Il est difficile de construire le capital humain en Haïti

Publié le 2021-04-19 | lenouvelliste.com

L’instabilité politique, les épisodes de fermeture des classes, le problème de revenu des enseignants qualifiés, de la nutrition dans les écoles sont autant d’indicateurs, toujours au rouge dans le pays, qui ne favorisent pas une éducation de qualité. Pour le professeur Jean Dorvil Etienne, il est difficile de construire le capital humain en Haïti.

 « Le pays produit des situations qui ne favorisent pas une éducation de qualité », a affirmé Jean Dorvil Etienne, économiste et statisticien qui participait à la 11e édition du Sommet international de la finance organisée par le Group croissance et la Banque de la République d’Haïti (BRH), ProFin, ProFit, Cedel les 13, 14 et 15 avril.
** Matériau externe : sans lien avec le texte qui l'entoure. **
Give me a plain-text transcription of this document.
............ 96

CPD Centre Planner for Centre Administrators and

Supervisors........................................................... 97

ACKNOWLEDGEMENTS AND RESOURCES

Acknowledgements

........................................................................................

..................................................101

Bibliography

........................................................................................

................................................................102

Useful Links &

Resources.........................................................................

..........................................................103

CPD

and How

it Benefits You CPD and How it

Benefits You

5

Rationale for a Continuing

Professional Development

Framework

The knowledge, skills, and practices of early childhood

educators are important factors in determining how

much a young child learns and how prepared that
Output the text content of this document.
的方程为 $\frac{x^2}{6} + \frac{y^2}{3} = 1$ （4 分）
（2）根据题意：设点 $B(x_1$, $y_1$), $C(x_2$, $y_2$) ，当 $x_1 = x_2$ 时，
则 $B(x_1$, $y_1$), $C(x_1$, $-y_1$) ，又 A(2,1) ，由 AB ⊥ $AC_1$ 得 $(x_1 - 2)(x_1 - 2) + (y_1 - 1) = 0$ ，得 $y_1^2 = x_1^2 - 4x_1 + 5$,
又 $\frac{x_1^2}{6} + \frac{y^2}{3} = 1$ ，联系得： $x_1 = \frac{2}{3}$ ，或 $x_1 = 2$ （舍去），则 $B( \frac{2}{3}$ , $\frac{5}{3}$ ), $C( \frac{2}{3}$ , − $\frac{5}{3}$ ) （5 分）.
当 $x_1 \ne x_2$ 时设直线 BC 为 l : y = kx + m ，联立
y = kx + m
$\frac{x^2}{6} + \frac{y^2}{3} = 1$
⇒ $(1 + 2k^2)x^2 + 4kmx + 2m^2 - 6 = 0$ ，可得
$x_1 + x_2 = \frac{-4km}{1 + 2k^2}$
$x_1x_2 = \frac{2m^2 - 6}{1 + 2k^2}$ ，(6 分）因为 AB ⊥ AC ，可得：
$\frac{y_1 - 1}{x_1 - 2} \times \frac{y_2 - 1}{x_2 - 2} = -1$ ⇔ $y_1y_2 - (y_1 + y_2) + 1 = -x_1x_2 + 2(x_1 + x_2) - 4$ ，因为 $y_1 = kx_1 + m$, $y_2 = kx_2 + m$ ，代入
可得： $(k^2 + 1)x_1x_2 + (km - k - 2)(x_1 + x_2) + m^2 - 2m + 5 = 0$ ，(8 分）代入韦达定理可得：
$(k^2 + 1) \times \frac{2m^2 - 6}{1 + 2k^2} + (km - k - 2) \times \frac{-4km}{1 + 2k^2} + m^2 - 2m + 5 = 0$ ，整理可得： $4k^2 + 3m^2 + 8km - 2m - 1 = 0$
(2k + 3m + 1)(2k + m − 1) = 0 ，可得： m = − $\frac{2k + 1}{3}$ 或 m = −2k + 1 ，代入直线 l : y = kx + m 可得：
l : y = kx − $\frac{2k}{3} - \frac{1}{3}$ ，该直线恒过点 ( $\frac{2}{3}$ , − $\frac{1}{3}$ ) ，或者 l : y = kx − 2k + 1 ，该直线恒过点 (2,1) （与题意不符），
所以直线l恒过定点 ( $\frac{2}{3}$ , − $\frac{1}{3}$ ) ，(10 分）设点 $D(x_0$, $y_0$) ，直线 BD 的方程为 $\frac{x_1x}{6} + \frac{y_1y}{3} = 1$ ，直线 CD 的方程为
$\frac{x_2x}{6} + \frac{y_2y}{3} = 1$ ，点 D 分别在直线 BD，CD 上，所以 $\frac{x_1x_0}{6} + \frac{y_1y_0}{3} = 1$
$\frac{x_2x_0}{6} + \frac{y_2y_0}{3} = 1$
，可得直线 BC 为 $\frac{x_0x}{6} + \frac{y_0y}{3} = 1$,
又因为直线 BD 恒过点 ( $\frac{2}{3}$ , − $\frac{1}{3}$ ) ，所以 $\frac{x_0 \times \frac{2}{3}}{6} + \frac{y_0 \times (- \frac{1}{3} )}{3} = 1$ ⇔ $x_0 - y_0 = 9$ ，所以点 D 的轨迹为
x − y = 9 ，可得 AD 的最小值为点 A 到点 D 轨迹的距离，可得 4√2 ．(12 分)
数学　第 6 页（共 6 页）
L'instabilité politique et l’insécurité grandissante ponctuée par le phénomène du kidnapping pèsent lourd sur le système éducatif haïtien. Selon l’économiste, de la même manière que la pandémie du coronavirus, elle décapitalise les écoles. Si l’insécurité occasionne de nombres incalculables de jours de classe perdue, le professeur Jean Dorvil Etienne a fait remarquer que le déficit de jours de classe influe sur le rendement de la qualité.

Intervenant sur le thème « Impacts des crises politique et sanitaire sur le système éducatif haïtien », le directeur de l’Ecole Sacré-Cœur du Cap-Haïtien insiste, en expliquant que l’éducation, c’est la base du renforcement du capital humain. Ce dernier est le facteur le plus important quand on parle de production, de productivité et de compétitivité au sein d’une institution ou d’un pays.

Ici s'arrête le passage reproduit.